The touch was as stealthy and as sudden as that other touch which
had petrified me from head to foot on the night when we first met.

"You are looking at me, and you are thinking of something," she
said, with her strange breathless rapidity of utterance. "What is
it?"

"Nothing extraordinary," I answered. "I was only wondering how
you came here."

"I came with a friend who is very good to me. I have only been
here two days."

"And you found your way to this place yesterday?"

"How do you know that?"

"I only guessed it."

She turned from me, and knelt down before the inscription once
more.

"Where should I go if not here?" she said. "The friend who was
better than a mother to me is the only friend I have to visit at
Limmeridge. Oh, it makes my heart ache to see a stain on her
tomb! It ought to be kept white as snow, for her sake. I was
tempted to begin cleaning it yesterday, and I can't help coming
back to go on with it to-day. Is there anything wrong in that? I
hope not. Surely nothing can be wrong that I do for Mrs.
Fairlie's sake?"

The old grateful sense of her benefactress's kindness was
evidently the ruling idea still in the poor creature's mind—the
narrow mind which had but too plainly opened to no other lasting
impression since that first impression of her younger and happier
days. I saw that my best chance of winning her confidence lay in
encouraging her to proceed with the artless employment which she
had come into the burial-ground to pursue. She resumed it at
once, on my telling her she might do so, touching the hard marble
as tenderly as if it had been a sentient thing, and whispering the
words of the inscription to herself, over and over again, as if
the lost days of her girlhood had returned and she was patiently
learning her lesson once more at Mrs. Fairlie's knees.
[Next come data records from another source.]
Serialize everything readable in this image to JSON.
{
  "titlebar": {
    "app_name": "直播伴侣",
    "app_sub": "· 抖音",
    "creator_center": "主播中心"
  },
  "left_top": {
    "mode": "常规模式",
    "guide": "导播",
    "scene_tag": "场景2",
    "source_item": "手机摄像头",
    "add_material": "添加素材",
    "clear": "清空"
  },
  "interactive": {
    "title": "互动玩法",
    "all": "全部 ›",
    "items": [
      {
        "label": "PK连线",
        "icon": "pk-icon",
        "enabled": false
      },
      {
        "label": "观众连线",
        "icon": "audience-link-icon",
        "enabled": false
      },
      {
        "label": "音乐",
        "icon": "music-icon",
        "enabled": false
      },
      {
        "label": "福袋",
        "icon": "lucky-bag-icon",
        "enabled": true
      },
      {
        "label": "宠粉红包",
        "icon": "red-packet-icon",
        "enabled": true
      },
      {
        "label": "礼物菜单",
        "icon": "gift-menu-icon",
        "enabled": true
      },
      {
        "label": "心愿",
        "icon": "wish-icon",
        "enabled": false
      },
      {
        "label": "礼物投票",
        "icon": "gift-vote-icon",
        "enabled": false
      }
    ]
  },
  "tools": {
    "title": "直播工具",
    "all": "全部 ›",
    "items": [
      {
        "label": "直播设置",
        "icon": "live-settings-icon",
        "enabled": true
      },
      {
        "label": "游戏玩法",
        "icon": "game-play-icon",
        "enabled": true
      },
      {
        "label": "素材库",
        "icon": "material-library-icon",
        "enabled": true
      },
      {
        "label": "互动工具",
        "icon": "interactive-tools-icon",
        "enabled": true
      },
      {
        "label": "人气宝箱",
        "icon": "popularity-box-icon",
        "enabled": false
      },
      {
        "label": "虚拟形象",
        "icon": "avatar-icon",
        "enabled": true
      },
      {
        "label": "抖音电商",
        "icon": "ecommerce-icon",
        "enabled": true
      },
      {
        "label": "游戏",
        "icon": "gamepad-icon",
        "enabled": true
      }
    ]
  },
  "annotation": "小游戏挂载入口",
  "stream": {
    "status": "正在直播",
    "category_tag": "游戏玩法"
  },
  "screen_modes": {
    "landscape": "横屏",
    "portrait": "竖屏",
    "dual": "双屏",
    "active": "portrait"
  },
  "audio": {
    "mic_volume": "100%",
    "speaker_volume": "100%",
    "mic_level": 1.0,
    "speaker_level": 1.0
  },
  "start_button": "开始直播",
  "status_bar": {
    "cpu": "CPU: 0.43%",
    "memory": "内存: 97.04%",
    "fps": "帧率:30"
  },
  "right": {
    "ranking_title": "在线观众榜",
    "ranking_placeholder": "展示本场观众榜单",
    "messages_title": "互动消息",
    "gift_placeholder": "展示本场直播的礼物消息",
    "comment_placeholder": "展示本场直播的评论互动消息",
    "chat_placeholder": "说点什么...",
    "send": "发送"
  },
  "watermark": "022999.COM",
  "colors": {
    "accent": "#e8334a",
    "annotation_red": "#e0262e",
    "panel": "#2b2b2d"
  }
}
"Should you wonder very much," I said, preparing the way as
cautiously as I could for the questions that were to come, "if I
owned that it is a satisfaction to me, as well as a surprise, to
see you here? I felt very uneasy about you after you left me in
the cab."

She looked up quickly and suspiciously.

"Uneasy," she repeated. "Why?"

"A strange thing happened after we parted that night. Two men
overtook me in a chaise. They did not see where I was standing,
but they stopped near me, and spoke to a policeman on the other
side of the way."

She instantly suspended her employment. The hand holding the damp
cloth with which she had been cleaning the inscription dropped to
her side. The other hand grasped the marble cross at the head of
the grave. Her face turned towards me slowly, with the blank look
of terror set rigidly on it once more. I went on at all hazards—
it was too late now to draw back.

"The two men spoke to the policeman," I said, "and asked him if he
had seen you. He had not seen you; and then one of the men spoke
again, and said you had escaped from his Asylum."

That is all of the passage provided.